3. Aux termes de l'article R. 222-25 du code de justice administrative : " Les affaires sont jugées soit par une chambre siégeant en formation de jugement, soit par une formation de chambres réunies, soit par la cour administrative d'appel en formation plénière, qui délibèrent en nombre impair. / Par dérogation à l'alinéa précédent, le président de la cour ou le président de chambre statue en audience publique et sans conclusions du rapporteur public sur les demandes de sursis à exécution mentionnées aux articles R. 811-15 à R. 811-17 ". Aux termes de l'article R. 811-15 du même code : " Lorsqu'il est fait appel d'un jugement de tribunal administratif prononçant l'annulation d'une décision administrative, la juridiction d'appel peut, à la demande de l'appelant, ordonner qu'il soit sursis à l'exécution de ce jugement si les moyens invoqués par l'appelant paraissent, en l'état de l'instruction, sérieux et de nature à justifier, outre l'annulation ou la réformation du jugement attaqué, le rejet des conclusions à fin d'annulation accueillies par ce jugement ".

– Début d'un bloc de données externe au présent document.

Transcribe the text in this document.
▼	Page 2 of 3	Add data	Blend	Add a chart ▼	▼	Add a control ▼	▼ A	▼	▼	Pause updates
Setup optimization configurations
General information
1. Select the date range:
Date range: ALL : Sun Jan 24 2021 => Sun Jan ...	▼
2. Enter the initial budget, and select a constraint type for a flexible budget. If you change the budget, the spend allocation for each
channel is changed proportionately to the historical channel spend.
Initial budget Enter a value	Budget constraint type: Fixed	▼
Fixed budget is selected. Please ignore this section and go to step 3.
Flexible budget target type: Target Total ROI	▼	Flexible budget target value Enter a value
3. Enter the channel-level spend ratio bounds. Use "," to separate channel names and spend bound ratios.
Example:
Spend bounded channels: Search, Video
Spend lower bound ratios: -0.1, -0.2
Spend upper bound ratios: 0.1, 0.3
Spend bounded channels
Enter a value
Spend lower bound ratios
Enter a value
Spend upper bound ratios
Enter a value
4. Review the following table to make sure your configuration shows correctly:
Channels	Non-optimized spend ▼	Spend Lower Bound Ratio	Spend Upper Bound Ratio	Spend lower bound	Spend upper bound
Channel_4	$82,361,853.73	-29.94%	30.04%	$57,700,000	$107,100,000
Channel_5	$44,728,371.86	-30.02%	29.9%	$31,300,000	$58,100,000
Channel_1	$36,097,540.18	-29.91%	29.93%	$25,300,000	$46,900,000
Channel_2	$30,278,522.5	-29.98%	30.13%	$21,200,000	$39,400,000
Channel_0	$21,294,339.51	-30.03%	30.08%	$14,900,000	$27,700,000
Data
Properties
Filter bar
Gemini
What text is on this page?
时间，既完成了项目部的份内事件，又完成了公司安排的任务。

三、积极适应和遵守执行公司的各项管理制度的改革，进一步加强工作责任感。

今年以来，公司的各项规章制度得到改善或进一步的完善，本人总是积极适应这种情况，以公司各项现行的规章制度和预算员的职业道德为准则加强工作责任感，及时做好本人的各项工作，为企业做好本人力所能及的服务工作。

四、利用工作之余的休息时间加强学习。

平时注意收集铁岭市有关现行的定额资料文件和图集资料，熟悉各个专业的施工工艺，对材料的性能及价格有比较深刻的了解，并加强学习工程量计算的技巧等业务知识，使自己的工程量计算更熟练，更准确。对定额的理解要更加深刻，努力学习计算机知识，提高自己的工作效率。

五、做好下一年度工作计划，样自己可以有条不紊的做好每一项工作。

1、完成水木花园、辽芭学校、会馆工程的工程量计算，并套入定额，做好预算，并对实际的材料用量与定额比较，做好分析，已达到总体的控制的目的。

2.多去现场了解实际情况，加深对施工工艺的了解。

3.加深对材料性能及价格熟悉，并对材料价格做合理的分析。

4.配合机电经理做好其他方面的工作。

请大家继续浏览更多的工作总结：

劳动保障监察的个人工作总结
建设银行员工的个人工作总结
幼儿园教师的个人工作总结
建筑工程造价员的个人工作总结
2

4. Aucun des moyens invoqués par le ministre de l'intérieur et des outre-mer ne paraît, en l'état de l'instruction, sérieux et de nature à justifier, outre l'annulation du jugement attaqué, le rejet des conclusions à fin d'annulation accueillies par ce dernier. La requête tendant à ce qu'il soit sursis à l'exécution de ce jugement doit, par suite, être rejetée.

Sur les frais d'instance :

5. Il y a lieu, dans les circonstances de l'espèce, de mettre à la charge de l'Etat, le versement d'une somme de 1 200 euros hors taxes au titre des frais exposés par M. A et non compris dans les dépens.

D E C I D E :

Article 1er :L'intervention de la société Batinew n'est pas admise.

Article 2r :La requête du ministre de l'intérieur et des outre-mer est rejetée.

Article 3 :L'Etat versera à M. A la somme de 1 200 euros hors taxes au titre de l'article L.761-1 du code justice administrative.

Article 4 :Le surplus des conclusions de M. B C A est rejeté.

Article 5 :Le présent arrêt sera notifié au ministre de l'intérieur et des outre-mer, à M. B C A et à la société Batinew.

Rendu public par mise à disposition au greffe le 14 août 2024.

Le président-rapporteur,

Olivier GASPON La greffière,

Christine VILLEROT

La République mande et ordonne au ministre de l'intérieur et des outre-mer en ce qui le concerne, et à tous commissaires de justice à ce requis en ce qui concerne les voies de droit commun contre les parties privées, de pourvoir à l'exécution de la présente décision.